Ухожу вправо. Отсюда виден дубок-ровесник:

— Добрый день, малыш!

Давно-давно здесь была тележная колея. Дрова возили, сено. Колея заросла. На ней должны стоять первые подосиновики.

Стоят. Два. Большой и поменьше.

Бегу назад, поторопить бабушку, коляску и внука.

— Акука! — зову мальчишку.

— Уу-ка-а! — откликается эхо.

— А-ка! — кричит Антон Антоныч.

Кричать в лесу не полагается. Мы и не кричим. Просто иногда забываем это мудрое правило.

Походят. Шёпотом рассказываю жене про подосиновики. Она сразу догадывается:

— У дубка?

Я киваю головой.

— Антоша, теперь мы впереди деда пойдём, — таинственно говорит бабушка. — Дубок твой поглядим.

Они сворачивают на бывшую колею. Оставляю коляску у дороги. Иду следом.

— Ой, смотри! — бабушка удивлена.

Антон Антоныч замирает. Не улыбается, не отвечает, не кричит, ни о чём не спрашивает. Растерялся от счастья.

— Лесные грибочки для сына, для дочки? — спрашивает бабушка внука.

Антон Антоныч не знает, что делать.

— Подосиновики, — лаского говорит бабушка и гладит мальчишкину голову.

— Давай сорвём, — я подталкиваю внука к подосиновикам.

Садимся возле темно—красных шапочек. Вынимаю из мха их крепкие прохладные ножки.

По очереди нюхаем шляпки.

— Ф-ф-ф-а-аа! — говорит что-то внутри Антон Антоныча.

Очищаю грибные ножки. Вспоминаю, как красиво это делал поэт Анзельмас Матутис. Ни одна песчинка не попадала снизу на шляпку. В лесу гриб чистят так, как он растёт, шляпкой вверх. Принесёшь домой — чисть, как хочешь, хоть вверх ногами.

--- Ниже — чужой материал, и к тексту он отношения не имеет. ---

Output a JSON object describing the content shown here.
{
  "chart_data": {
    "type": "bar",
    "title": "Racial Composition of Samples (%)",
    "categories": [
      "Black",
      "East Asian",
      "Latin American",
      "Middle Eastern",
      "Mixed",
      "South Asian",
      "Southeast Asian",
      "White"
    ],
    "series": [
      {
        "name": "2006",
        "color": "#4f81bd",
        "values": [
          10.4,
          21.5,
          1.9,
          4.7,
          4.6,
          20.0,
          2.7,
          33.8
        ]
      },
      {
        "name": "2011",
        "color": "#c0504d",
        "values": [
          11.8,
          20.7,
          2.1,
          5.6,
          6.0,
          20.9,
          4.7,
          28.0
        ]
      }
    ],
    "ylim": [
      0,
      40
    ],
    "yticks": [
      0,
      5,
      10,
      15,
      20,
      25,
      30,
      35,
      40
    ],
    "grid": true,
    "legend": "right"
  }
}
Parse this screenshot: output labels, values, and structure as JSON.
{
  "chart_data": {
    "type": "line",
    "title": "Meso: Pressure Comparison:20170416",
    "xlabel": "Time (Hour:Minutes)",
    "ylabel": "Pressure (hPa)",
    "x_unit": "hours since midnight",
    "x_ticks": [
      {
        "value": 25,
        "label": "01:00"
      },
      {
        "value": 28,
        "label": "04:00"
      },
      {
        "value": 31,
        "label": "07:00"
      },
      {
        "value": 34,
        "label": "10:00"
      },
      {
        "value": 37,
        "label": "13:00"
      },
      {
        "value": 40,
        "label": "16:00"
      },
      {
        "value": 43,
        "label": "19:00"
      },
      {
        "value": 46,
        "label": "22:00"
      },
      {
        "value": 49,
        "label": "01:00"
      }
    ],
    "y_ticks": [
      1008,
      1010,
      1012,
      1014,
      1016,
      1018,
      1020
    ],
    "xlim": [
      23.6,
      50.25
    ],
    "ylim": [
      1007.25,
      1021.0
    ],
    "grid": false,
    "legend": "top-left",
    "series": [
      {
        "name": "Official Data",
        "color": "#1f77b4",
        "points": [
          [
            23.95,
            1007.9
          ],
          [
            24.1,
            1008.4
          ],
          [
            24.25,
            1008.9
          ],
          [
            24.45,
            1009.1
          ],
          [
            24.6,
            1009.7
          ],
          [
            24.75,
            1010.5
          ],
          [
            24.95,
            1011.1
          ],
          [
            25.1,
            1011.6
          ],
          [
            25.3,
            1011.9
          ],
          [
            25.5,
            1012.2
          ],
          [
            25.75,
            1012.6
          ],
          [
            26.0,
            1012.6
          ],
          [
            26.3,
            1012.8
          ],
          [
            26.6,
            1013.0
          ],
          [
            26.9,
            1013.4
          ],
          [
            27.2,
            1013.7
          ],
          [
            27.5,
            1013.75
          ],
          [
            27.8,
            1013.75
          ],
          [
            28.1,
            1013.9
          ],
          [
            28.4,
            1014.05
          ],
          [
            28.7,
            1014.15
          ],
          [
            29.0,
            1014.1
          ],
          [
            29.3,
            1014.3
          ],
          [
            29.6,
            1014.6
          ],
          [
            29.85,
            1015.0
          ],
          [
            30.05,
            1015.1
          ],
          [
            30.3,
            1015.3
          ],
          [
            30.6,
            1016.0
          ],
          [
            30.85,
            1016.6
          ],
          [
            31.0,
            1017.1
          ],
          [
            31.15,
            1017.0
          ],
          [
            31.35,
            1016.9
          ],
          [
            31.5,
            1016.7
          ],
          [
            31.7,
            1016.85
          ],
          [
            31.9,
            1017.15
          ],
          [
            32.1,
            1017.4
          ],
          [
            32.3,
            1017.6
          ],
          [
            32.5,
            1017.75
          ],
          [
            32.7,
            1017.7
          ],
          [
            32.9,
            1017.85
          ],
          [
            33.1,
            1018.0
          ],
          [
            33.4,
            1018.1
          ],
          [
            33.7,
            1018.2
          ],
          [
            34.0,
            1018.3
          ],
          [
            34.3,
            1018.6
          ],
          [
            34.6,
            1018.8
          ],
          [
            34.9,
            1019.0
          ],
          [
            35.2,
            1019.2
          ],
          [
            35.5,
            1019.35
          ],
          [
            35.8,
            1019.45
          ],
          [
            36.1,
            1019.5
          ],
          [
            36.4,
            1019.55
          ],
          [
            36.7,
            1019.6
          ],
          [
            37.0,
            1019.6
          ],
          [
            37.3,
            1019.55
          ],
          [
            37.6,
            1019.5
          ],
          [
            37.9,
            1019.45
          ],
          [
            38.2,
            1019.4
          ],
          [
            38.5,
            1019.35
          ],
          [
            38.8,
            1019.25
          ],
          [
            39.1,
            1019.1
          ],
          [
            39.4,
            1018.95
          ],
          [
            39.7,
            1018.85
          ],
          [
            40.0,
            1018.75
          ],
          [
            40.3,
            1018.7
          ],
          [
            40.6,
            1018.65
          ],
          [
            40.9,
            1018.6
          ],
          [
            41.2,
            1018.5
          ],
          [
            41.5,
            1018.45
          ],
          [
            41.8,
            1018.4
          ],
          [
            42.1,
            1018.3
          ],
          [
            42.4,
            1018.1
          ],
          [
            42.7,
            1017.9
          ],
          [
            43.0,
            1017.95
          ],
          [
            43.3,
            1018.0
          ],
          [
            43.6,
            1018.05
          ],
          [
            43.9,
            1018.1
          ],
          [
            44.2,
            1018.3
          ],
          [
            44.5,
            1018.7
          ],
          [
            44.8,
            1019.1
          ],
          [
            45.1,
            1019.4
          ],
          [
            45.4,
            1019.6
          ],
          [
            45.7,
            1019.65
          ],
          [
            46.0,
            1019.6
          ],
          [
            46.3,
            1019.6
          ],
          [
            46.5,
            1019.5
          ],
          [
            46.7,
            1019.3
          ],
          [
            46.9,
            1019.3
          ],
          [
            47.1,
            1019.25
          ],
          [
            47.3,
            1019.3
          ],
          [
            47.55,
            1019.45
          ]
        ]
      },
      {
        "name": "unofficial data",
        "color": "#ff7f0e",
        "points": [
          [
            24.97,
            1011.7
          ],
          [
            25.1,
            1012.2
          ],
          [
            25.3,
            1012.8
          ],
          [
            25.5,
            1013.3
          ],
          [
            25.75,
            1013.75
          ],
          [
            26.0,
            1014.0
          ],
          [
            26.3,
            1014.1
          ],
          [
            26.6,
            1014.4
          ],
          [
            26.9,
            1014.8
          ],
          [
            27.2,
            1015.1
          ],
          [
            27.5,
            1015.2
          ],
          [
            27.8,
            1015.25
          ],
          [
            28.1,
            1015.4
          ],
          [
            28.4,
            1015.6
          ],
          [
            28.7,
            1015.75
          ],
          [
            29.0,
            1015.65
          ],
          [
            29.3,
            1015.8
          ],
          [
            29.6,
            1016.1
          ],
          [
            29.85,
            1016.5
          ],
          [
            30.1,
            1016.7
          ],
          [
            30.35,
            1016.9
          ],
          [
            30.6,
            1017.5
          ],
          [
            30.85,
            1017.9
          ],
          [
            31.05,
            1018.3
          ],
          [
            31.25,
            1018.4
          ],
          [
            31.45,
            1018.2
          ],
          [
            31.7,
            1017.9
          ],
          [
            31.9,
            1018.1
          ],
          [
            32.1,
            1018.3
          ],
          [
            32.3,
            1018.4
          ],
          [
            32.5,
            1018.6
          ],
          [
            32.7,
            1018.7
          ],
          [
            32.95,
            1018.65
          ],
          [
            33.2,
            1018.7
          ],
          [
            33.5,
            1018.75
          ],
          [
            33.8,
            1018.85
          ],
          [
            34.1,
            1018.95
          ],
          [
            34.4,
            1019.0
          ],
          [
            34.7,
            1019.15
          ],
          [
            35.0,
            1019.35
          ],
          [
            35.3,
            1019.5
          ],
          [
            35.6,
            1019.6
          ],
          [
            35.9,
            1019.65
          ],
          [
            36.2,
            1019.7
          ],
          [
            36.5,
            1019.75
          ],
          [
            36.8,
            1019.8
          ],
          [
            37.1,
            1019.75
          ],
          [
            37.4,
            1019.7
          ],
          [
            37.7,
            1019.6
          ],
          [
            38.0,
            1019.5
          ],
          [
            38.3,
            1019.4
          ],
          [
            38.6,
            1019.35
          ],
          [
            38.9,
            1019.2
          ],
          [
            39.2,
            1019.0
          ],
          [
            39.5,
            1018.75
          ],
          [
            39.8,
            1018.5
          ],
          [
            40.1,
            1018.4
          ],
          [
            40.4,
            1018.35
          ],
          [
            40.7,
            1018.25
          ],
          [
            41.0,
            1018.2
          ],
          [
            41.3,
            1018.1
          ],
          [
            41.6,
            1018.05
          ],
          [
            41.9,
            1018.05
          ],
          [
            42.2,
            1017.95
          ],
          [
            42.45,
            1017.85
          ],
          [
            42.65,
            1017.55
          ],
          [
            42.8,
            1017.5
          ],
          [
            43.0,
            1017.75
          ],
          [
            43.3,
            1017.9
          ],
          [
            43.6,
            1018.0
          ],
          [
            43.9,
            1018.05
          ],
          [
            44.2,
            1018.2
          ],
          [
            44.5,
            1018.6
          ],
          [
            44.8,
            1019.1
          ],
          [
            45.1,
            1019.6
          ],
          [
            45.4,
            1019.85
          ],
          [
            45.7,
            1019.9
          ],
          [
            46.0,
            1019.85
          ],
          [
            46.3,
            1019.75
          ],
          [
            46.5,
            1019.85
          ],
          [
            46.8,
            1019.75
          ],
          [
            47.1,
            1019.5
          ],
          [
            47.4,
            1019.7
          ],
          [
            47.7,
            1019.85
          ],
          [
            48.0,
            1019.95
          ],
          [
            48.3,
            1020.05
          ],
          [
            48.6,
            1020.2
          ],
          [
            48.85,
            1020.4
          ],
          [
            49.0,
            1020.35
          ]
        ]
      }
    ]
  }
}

Отдаю грибы внуку. Большой подосиновик мальчишка зажал в правой руке, поменьше — в левой. Идёт Антон Антоныч по лесу и руки заняты! Грибы не отдаёт, положить в корзину не хочет. Глаза весёлые. Так и не выпустил. Пришел на хутор с подосиновиками в руках.

А в кухне терпеливо ждёт на столе ржаной хлеб.

«Хлеб на столе, и стол престол;

а хлеба ни куска — и стол доска!»

Положил мальчишка первые в жизни грибы на стол, взял горбушку, прислонился к стенке. Вдумчиво карябает горбушку шестью зубами: «Не много укусишь, а полон рот нажуёшь!»

Зубы режутся. Дёсны чешутся. Глаза светятся.

 

Сосновые песни

— Кто отстал?

— Скорый.

— Кто дошёл?

— Спорый.

Антон Антоныч и не отстаёт и не устаёт. Главное без оглядки — вперёед.

Как дорожка лесная укажет, так и идёт.

Куда кукушка позовёт, туда и сворачивает.

Где разговор двух сосен услышит, там остановится. Задерёт голову вверх и слушает. «Всякая сосна своему бору шумит».

Как сосны разговаривают?

Наваливается ствол на ствол после большого ветра — и начнут деревья шептаться даже от маленького ветерка. Скрипят, ворчат, даже поют.

Откуда берётся звук? Трутся стволы друг о друга, оттого и звук. С непривычки слушать песни-скрипы леса страшновато. Но любопытство сильнее.

Макушки сосен поют высокими голосами, тонко, ведь и сами тонкие. И песня их к небу ближе, высоко взлетает.

Стволы потолще и поют пониже, погуще. Густая песня к земле клонится, словно тяжелее она. Над мхами стелется.

Печально скрипят сухие стволы — сосновая сушина. Жизнь в них угасла, вот и печалятся. Далёкий скрип получается, глухой. Сушина по сушине, сушина по сушине: «би-и-ик — бо-о-ок, би-и-ик — бо-о-ок»…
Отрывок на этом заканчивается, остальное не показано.